This is an author interview by Keith McDonald and Wayne Johnson, authors of The Spectral West: Super-Nature and the Gothic and the Western Film
Q1. What was the importance of writing this book now?
The Western has always been cyclical in terms of its popularity and the ways that it responds to socio/political/cultural tensions. For example, the esteemed film critic Robin Wood recognised that nihilistic Westerns such as Clint Eastwood’s High Plains Drifter (1973) were part of a wider ‘apocalyptic’ turn in Vietnam era culture, while others have noted the ultra-violence embedded in post-9/11 Westerns (what we frame as a part of New Viscera in the genre). Following on from this, we recognise that a particular strand of Westerns embedded Gothic elements which went beyond the simple visual codes attributed to the genre. We also recognised that the recent upsurge in the Western is clearly and complexly responding to the dramatic political landscape of contemporary America. This can be seen in, for instance, the emergence of Taylor Sheridan (Hell or High Water [2016]) as a writer who is chronicling furious divisions that dominate American cultural discourse. Other films, such as Quentin Tarantino’s Django Unchained (2012), provide a cinematic voice in the discussion in the Black Lives Matter movement. The Western continues to act as a mirror that reflects America’s aspirations and disasters, where we detect the spectral influence of the Gothic and many of these reflections and refractions. We believe that the book is relevant in terms of the issues raised above, but also think it is important to look back and chart this reflective and refractive quality across the history of Western on-screen.
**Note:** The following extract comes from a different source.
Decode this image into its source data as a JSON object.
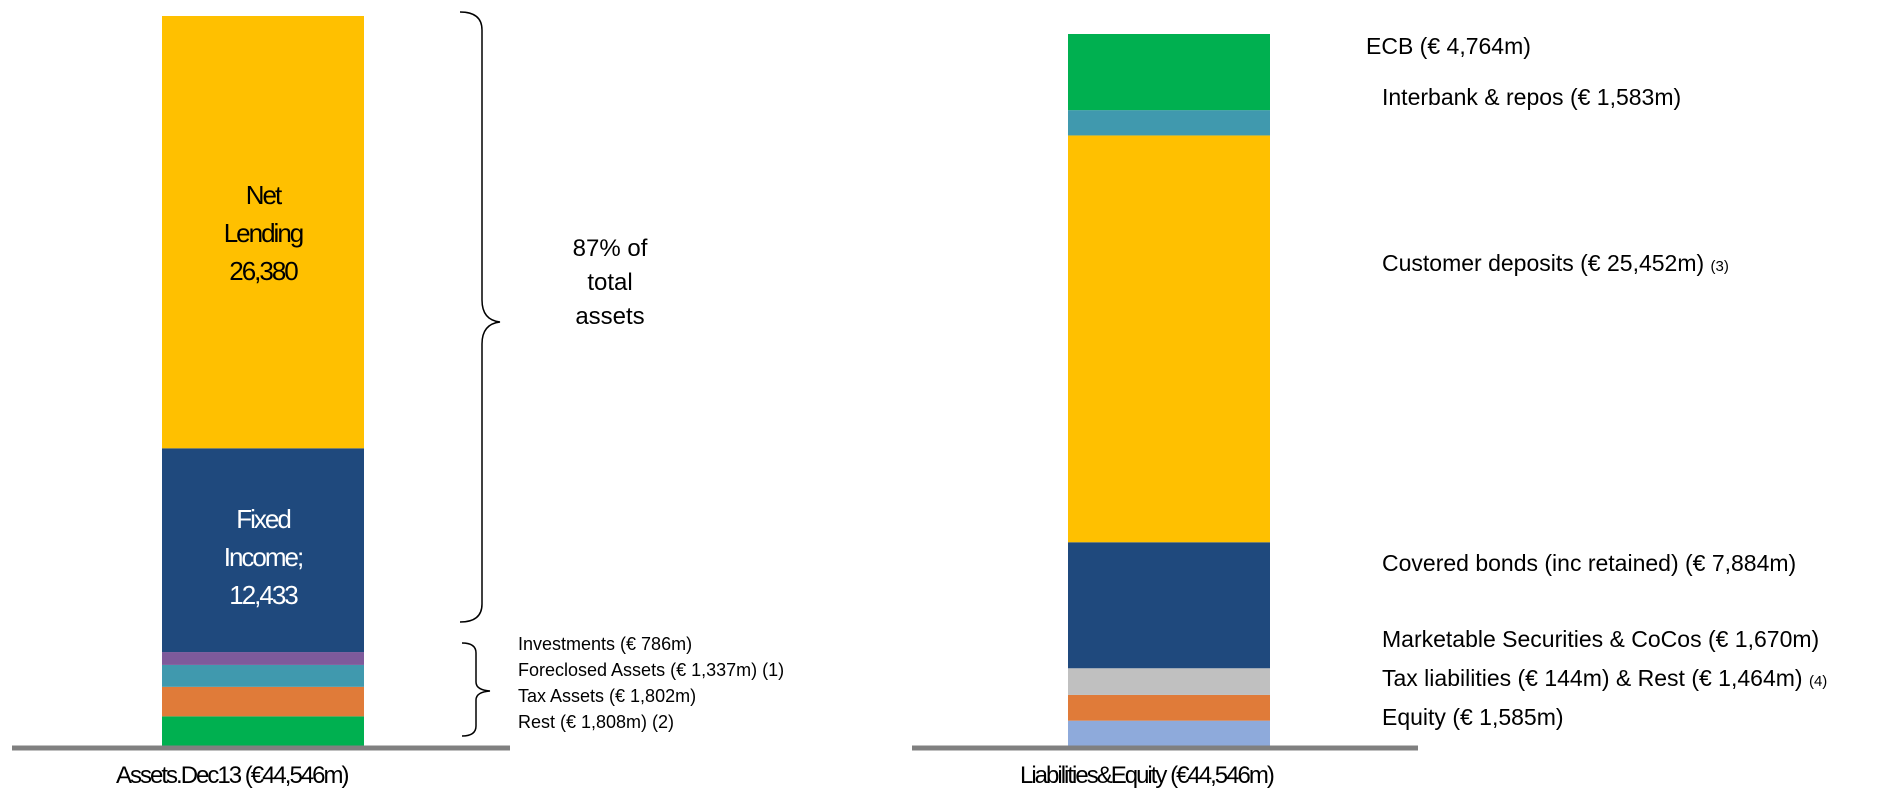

Q2. What are the key ideas of the book that you wanted to get across?
We wanted to emphasise the uncanny relationship that has long existed between the Gothic and the Western form. This can be seen in seminal Westerns such as The Searchers (1956) as well as in overlooked masterpieces, for example, The Gunfighter (1950). Equally germane to this, however, is the crucial spectral importance of landscape, as depicted in the Gothic storm sequence in She Wore a Yellow Ribbon (1949). Many more recent films, such as The Wind (2018), Meek’s Cutoff (2011) and The Power of the Dog (2021), reveal a strong supernatural presence. In all of these cases, they contain the repressed trauma at the heart of European Victorianism, out on the Western plains. We purposely avoided including those ‘weird Westerns’ (such as Dracula vs Billy the Kid [1966]) as we are more enthused by those that adhered to the nuanced union of the uncanny and the Western tradition.
Q3. Who will derive the most benefit from reading this book?
Scholars and students who are interested in film history will find an interpretation of many Western films that have drawn upon the Gothic aesthetic (what we call the ‘refracted Gothic’) and, in doing so, may reconsider some canonical films and filmmakers, and also find reading of certain films which have not found themselves in the limelight. The genre fiction is essentially a large part of popular culture, and our work naturally draws together a range of pop cultural artifacts that reach a wide audience. This includes not only popular and celebrated cinematic Westerns (such as The Revenant [2015] or Sicario [2015]) but also the revival of the Western on television, with series such as The English (2022), with the excellent Emily Blunt, and the outstanding AMC series Dark Winds (2022–). So, we hope that this book finds an audience outside of the academy, as it is built upon the potency and popularity of genre screen fiction in the cultural ecology.
Q4. What enduring ideas has writing the book left you with?
There is a curious feature of the Western that typifies genre fiction. It is, at a glance, rather repetitive in terms of the narrative conventions and motifs that make it one of the most iconic cinematic modes. Yet it is remarkably malleable, and these well-established genre tropes act as a kind of shorthand that allows artists to engage in complex dialogue with their audiences by using a familiar cinematic language. The Gothic has the same quality, which is perhaps why it is such a resilient popular art form. In analysing the long running symbiosis between these two genres, we realised that such similarities (the prominence of landscape, the tension between the individual and the community, etc.) may at first appear as a curious phenomenon; however, our research revealed that symbiosis is part of a shared deep cinematic grammar rather than some sort of stylistic mash-up, which the esteemed scholar Neil Campbell describes as ‘deeply troubling’.
Q5. Is there any film that you think typifies the blend of the Gothic and the Western on screen?
One film that does this to startling effect is William A. Wellman’s 1943 The Ox-Bow Incident, starring Henry Fonda. The film is essentially a morality crisis centring around a sinister ad hoc lynching trial that tests the moral fibre of a community (not dissimilar to some of the thematic propellant of another Fonda classic, 12 Angry Men [1957]). The film is not only visually stunning in expressing this moral trauma using the Gothic palette but also incredibly nuanced in the ways in which it asks its audience to engage with the ethical crisis it presents. It is a Gothic Western not only in terms of its exquisite visual composition but also in its bombastic and unnerving critique of moral corruption.